POLITIK
Landtagswahl: SPD schickt Thanapalasingham und Hannes ins Rennen
Oberberg – Im Dorfhaus in Nümbrecht-Gaderoth wählten rund 60 stimmberechtigte Delegierte die Kandidaten für den Nord- und den Südkreis – Im Süden gab es ein Duell.

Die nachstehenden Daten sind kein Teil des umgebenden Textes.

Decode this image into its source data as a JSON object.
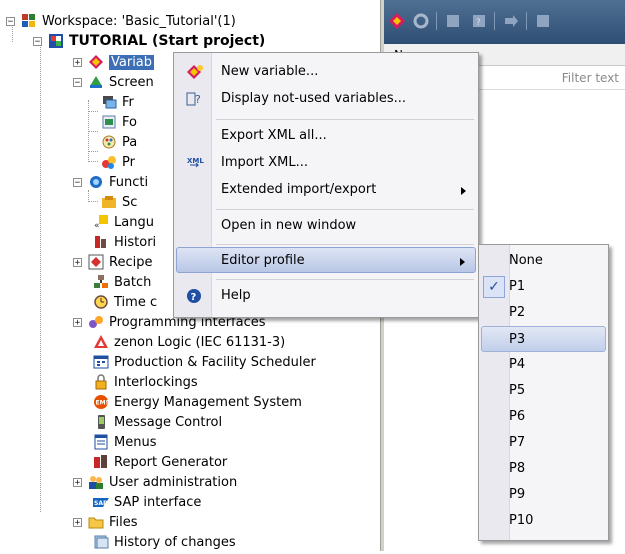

In Nordrhein-Westfalen wird am 25. April 2027 ein neuer Landtag gewählt. Die SPD Oberberg hat am Samstag im Dorfhaus in Nümbrecht Gaderoth auf den Tag ein Jahr davor die Weichen für den Wahlkampf gestellt. Die Stimmberechtigten wählten für den Nordkreis Mary Roshani Thanapalasingham zur Direktkandidatin. Die Vorsitzende der Gummersbacher SPD hatte keine Konkurrenz bei der Wahl und bekam 27 von 28 Stimmen der Delegierten. Ein Duell gab es im Südkreis, wo der Bergneustädter Christian Hannes und der Waldbröler Wastl Roth-Seefrid SPD-Direktkandidat werden wollten. Bei der Wahl setzte sich schließlich Hannes mit 21 von 30 Stimmen durch.
Mary Roshani Thanapalasingham setzte verschiedene Schwerpunkte in ihrer Rede, so die Schaffung von bezahlbarem Wohnraum, die Vereinbarkeit von Familie und Beruf sowie die Geschwindigkeit bei der Digitalisierung der öffentlichen Hand. Christian Hannes betonte die Wichtigkeit von Bildung für den sozialen Aufstieg sowie einer starken Wirtschaft für Wohlstand und Zusammenhalt. Deshalb wolle er sich in Düsseldorf für Bildung, Wirtschaft und Gerechtigkeit starkmachen.
Thorsten Konzelmann, Vorsitzender der SPD Oberberg, spricht angesichts schlechter aktueller Umfragewerte von einer schwierigen Ausgangslage ein Jahr vor der Wahl. „Das Gedrängel bei den Listenplätzen wird immer größer.“ Auf Mittelrheinebene wird am 13. Mai gewählt. Im Juni wird dann über die Landesliste entschieden. „Wir haben jetzt ein Jahr Zeit, das wir nutzen wollen“, sagt Konzelmann auf OA-Nachfrage. In dieser Zeit können sich die Kandidaten bekannt machen. Klar sei aber auch, dass das Oberbergische keine sozialdemokratische Hochburg sei. Wenn es für die Kandidaten direkt reichen soll, bedarf es Rückenwind. „Gerade bläst uns aber eher ein Sturm ins Gesicht.“ Daher sei es entscheidend, dass in Berlin und in Düsseldorf gezeigt werde, dass sich eine Regierungsbeteiligung der SPD auszahle. Dieses Gefühl hätten die Bürgerinnen und Bürger aktuell aber nicht.